O prefeito Zohran Mamdani desafia o frio e os apelos para se mudar para o centro com a promessa de uma Nova York que pertence às pessoas que nela vivem.

O prefeito Zohran Mamdani está ao lado de sua esposa, Rama Duwaji, após concluir seu discurso à multidão na inauguração da cidade de Nova York em 2026, fora da Prefeitura de Nova York, em 1º de janeiro de 2026.(Jason Alpert-Wisnia/Hans Lucas/AFP via Getty Images)

Quão frio estava no City Hall Park na manhã em que “111º ou 112º prefeito“foi inaugurada? Tão frio que tive que voltar a colocar a caneta no bolso para evitar que a tinta congelasse. Tão frio que o advogado público Jumaane Williams, esperando no estrado o início do processo, tremia visivelmente – embora ele, assim como o controlador Mark Levine e o prefeito eleito (e o ex-prefeito Bill de Blasio, também no pódio) permanecessem com a cabeça descoberta o tempo todo.

Quando chegar a hora Bernie Wagenblast— mais conhecida, como ela observou, como a voz que exorta os passageiros a “afastarem-se da borda da plataforma” — apresentou a deputada Alexandria Ocasio Cortez para iniciar o programa, muitas das dezenas de milhares de pessoas reunidas para o que foi classificado como “uma festa pública e gratuita” nas ruas a sul da praça da Câmara Municipal, e que estavam à espera no frio há mais de três horas, saltavam de um pé para o outro apenas para manter a circulação. No entanto, apenas alguns partiram mais cedo.

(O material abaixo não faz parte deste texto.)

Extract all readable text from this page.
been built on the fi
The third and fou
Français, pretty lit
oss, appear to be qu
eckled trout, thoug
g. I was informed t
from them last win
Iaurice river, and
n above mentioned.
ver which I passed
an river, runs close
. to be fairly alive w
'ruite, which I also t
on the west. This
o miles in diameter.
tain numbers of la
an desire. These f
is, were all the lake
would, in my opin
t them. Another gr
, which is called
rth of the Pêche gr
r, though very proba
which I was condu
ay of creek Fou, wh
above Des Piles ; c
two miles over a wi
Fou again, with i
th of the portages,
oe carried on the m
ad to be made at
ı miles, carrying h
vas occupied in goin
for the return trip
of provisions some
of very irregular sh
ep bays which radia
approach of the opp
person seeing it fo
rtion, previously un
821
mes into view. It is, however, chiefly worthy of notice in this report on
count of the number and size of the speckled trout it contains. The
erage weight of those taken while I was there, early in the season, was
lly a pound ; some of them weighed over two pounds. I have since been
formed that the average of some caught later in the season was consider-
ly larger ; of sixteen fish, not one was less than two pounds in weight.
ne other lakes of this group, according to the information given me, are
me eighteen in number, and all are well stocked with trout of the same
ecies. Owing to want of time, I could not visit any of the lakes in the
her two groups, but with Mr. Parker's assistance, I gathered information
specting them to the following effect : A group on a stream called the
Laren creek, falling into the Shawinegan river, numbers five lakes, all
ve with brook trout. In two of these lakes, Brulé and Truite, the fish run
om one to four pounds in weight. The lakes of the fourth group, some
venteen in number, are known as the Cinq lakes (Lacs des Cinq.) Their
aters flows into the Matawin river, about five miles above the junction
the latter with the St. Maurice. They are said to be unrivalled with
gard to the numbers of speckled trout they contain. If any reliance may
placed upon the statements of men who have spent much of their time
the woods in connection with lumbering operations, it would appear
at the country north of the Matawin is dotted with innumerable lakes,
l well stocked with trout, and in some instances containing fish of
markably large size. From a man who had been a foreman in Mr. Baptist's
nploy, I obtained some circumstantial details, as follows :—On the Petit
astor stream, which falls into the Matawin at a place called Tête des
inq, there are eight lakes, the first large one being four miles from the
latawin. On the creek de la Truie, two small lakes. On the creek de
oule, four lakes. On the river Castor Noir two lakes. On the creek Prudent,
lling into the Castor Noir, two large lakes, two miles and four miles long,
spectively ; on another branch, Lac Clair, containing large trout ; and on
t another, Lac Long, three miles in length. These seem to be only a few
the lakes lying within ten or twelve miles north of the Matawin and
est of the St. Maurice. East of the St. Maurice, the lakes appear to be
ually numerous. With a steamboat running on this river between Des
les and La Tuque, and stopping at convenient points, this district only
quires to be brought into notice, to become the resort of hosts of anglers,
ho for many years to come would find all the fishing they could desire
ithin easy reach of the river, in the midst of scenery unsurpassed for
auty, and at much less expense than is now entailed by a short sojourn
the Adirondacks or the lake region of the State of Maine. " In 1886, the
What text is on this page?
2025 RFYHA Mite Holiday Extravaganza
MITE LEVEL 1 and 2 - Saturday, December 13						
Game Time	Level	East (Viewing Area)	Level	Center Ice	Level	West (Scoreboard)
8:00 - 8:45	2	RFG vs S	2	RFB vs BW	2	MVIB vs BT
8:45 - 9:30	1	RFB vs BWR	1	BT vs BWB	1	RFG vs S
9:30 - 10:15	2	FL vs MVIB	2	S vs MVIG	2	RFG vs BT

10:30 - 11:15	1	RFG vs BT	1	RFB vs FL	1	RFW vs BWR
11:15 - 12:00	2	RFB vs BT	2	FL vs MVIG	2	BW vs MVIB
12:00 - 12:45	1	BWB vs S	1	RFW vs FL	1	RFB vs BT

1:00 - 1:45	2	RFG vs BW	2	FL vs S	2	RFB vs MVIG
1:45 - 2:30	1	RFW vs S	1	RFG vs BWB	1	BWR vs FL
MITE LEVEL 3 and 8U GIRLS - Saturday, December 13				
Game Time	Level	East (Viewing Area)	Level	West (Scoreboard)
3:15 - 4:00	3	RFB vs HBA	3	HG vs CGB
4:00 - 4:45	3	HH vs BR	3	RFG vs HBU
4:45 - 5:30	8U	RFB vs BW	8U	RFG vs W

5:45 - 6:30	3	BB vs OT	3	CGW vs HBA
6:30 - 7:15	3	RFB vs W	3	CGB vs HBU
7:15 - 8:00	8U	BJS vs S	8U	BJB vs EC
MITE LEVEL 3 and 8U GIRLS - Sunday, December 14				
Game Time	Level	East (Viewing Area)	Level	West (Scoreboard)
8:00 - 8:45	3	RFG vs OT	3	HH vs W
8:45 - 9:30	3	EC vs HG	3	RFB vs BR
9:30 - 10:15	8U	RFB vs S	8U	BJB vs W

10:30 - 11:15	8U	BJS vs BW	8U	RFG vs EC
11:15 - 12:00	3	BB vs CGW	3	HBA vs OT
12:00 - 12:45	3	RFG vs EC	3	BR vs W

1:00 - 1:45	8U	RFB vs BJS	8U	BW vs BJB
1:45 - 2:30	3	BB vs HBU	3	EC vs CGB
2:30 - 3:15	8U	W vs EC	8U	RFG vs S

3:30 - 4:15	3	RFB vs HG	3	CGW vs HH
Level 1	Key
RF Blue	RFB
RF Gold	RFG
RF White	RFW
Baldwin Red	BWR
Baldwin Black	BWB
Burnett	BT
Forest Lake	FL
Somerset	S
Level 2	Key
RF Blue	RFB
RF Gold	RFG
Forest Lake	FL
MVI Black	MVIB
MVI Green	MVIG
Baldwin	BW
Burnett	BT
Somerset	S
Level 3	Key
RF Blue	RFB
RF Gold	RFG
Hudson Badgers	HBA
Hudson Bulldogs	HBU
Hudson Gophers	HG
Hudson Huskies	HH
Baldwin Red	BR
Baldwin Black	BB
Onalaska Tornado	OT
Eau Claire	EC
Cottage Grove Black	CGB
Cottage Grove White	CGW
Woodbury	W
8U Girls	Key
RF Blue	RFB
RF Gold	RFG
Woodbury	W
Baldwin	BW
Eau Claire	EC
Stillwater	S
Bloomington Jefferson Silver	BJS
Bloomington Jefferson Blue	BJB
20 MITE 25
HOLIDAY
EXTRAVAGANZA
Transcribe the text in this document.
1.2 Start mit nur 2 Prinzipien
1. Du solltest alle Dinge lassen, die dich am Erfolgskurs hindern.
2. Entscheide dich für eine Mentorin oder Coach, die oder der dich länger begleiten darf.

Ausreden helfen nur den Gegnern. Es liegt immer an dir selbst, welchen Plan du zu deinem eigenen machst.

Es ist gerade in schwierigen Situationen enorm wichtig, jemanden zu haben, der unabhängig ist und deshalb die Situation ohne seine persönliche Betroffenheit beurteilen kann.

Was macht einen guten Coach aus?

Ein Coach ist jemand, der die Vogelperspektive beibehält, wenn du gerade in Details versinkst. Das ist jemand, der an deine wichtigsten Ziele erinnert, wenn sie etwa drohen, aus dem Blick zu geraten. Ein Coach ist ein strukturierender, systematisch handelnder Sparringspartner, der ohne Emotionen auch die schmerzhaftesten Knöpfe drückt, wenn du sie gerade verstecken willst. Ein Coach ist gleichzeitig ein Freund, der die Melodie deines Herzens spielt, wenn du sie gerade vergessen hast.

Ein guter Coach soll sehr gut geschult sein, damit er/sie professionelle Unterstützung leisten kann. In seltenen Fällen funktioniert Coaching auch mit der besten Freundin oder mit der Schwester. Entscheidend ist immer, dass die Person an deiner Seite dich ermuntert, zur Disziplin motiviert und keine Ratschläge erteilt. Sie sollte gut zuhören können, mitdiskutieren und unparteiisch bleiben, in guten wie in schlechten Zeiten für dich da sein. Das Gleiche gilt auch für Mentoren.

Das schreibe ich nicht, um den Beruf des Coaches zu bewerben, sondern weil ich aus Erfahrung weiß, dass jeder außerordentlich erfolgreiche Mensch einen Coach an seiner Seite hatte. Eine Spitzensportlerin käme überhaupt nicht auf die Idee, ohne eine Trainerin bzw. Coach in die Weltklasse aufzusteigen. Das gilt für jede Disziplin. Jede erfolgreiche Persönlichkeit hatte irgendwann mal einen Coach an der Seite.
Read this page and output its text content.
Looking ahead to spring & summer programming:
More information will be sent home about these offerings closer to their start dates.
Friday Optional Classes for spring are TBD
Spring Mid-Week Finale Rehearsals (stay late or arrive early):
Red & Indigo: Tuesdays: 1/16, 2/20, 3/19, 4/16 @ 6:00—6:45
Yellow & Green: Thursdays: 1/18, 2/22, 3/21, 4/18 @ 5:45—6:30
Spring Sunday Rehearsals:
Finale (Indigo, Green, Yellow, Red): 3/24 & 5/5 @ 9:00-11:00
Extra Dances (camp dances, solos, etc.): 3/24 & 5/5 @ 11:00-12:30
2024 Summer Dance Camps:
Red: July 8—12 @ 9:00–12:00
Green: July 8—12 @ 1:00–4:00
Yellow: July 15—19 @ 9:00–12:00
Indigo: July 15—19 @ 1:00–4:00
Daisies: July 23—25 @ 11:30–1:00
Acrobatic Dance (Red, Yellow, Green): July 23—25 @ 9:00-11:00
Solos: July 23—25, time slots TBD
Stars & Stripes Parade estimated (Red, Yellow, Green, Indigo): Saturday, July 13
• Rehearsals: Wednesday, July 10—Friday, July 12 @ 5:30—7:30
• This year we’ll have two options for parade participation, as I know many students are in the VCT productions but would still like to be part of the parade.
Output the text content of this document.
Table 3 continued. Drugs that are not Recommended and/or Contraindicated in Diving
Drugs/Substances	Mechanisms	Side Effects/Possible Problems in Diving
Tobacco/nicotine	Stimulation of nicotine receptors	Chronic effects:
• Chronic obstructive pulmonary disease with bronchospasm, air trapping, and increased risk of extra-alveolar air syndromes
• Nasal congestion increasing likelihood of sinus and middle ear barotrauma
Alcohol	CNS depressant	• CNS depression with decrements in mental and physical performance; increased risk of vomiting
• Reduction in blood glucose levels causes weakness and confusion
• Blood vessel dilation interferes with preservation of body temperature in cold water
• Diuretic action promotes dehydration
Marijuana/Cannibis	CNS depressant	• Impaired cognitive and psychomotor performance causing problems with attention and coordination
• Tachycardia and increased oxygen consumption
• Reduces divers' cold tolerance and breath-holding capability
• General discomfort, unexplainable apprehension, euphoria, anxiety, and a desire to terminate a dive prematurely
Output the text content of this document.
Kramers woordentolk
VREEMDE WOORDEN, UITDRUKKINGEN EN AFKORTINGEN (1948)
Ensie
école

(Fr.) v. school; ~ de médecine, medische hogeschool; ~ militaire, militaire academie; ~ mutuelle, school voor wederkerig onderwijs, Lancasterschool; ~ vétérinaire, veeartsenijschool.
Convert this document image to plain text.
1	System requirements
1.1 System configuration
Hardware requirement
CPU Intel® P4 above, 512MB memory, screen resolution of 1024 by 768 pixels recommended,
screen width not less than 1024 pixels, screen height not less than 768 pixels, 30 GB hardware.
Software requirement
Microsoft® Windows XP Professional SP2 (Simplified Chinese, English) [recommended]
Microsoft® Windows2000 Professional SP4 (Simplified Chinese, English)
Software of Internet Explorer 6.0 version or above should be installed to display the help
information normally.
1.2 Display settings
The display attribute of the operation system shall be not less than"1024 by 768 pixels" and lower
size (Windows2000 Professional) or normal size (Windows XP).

E assim que a procuradora-geral de Nova Iorque, Letitia James, ela própria um alvo do vingativo Departamento de Justiça do presidente Donald Trump, e que tinha oficialmente empossado Zohran Mamdani à meia-noite (e se mantinha sensatamente aquecida com um casaco de camelo e uma boina a condizer), emitiu o juramento de posse a Levine, os temas do dia – e da nova administração – começaram a surgir.

A primeira foi a afirmação de que a diversidade é a arma secreta de Nova Iorque. Como Levine observou“Hoje temos três juramentos: um por um líder usando um Alcorão, um por um líder usando uma Bíblia Cristã e um por um líder usando um Chumash, ou Bíblia Hebraica.” Levine, que falou brevemente em espanhol, hebraico e grego, bem como em inglês, observou que “embora a nossa cidade esteja a crescer para as pessoas no topo, está a tornar-se cada vez mais difícil para as famílias trabalhadoras”.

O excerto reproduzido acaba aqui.